Give it a whirl and let us know how you go :)

Cheers


Chill.

Rod J
12-12-2010, 12:25 AM
I just installed UserOS Select 10.04 (Ubuntu 10.04 with Xfce Desktop Environment rather than the normal Gnome DE) in my niece's Sony Laptop which sounds similarly spec'd to your laptop. It runs sweetly and she reckons it runs rings around WinXP that was on it before. The Xfce DE has less memory/cpu requirements than Gnome. UserOS Select 10.04 is available on the October Australian PC User mag DVD.

Or you could try Xubuntu (Ubuntu 10.10 with Xfce DE): Xubuntu on DistroWatch.com (http://distrowatch.com/table.php?distribution=xubuntu)

Agent_24
12-12-2010, 12:31 AM
Ubuntu is good, for lower RAM try Lubuntu. (LXDE instead of Gnome)

Xubuntu while designed for lower spec systems than Ubuntu was recently tested and found to use more RAM than Ubuntu. (apparently)

If you want something insanely light try DSL (Damn Small Linux)

kjaada
12-12-2010, 08:31 AM
Hey all and hoping you can help?

I have an aged, like me, Laptop; and ASUS Z8100, 2.8 GHz's 512 MB's shared ram (448 available) and looking for a suitable Linux to install.

I've tried a puppy one, running off disk and it wouldn't set up wireless, which I need. :pf1mobile:

Any advise appreciated,

Ian :thanks

I have Puppy with wireless on 2 older laptops set up no trouble.
They boot in to Puppy on about 25 seconds and I am connected in about another 10 seconds.
Dureing set up it found 5 other wireless neighbours.This was a bit confusing
the first time.

Hopper
12-12-2010, 08:43 AM
As always, you can create a bootable USB stick and try them all, or some at least!

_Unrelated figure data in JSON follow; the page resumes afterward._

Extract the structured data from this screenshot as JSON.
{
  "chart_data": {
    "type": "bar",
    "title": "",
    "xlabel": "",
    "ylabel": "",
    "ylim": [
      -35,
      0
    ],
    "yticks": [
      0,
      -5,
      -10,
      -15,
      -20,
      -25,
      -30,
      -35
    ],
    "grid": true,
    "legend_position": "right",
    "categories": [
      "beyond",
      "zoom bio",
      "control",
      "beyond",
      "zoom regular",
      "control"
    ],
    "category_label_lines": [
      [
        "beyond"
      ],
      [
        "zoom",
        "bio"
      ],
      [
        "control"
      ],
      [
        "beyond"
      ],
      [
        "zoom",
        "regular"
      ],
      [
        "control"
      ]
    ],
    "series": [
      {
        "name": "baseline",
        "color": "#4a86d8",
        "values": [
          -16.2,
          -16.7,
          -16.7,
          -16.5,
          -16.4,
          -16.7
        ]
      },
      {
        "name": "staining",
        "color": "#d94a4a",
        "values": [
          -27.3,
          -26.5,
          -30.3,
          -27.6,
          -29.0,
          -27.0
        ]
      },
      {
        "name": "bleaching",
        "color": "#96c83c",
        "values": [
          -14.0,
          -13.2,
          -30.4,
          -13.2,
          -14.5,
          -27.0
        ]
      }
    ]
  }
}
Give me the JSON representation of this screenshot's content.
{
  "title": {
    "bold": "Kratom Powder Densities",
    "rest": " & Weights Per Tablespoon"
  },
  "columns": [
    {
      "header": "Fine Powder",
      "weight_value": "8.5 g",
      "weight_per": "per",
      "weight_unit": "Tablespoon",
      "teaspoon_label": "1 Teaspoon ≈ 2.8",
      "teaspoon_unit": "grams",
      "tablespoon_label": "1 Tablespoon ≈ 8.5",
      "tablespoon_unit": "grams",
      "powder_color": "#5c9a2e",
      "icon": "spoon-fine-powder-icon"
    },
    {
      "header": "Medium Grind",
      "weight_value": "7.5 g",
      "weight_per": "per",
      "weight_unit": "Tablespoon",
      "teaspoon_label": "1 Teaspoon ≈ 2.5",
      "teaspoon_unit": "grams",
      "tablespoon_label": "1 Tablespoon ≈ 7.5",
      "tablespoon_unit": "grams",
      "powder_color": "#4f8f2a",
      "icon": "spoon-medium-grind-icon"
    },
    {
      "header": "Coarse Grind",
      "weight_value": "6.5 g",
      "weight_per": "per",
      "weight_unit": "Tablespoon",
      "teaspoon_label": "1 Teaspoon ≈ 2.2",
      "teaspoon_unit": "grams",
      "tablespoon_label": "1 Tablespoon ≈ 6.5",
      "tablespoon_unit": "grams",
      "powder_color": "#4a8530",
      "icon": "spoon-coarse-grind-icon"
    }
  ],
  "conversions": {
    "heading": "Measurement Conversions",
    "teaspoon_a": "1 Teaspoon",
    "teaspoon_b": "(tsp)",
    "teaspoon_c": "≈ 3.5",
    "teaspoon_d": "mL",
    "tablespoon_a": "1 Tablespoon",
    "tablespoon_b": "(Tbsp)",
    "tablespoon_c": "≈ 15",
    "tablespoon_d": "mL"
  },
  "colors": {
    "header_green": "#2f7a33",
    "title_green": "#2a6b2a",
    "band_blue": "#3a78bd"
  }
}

I have been running Ubuntu 9.04 on a similar HP laptop very successfuly, but its backlight just died so I now have a netbook that I'm trying 10.04 NBR off usb. It is using about 250MB RAM.

Have fun!

Myth
12-12-2010, 08:50 AM
Stock standard Ubuntu (with Gnome) will run fine with those specs.

kjaada
12-12-2010, 10:10 AM
Go here for instructions on setting up puppy:http://easylinuxcds.com/blog/?p=4030
It is easy peasy but there may be a few "blips" if you have not used linux before.
Any linux distro has its quirks.
I had trouble trying Ubuntu on my lappy's getting screen resolution right and
it got so frustrating I gave it away.
Puppy will do anything most people want without complaining.
Do note tho my comment on all the wireless users found around me:
3 out of the five were "open" and I could have (and still could as I have just
checked) connected to their modem.
When setting up you have to sort out from the connections found,which is
yours and then set it up.

Agent_24
12-12-2010, 11:14 AM
I prefer Ubuntu as it has more expansive software repositories.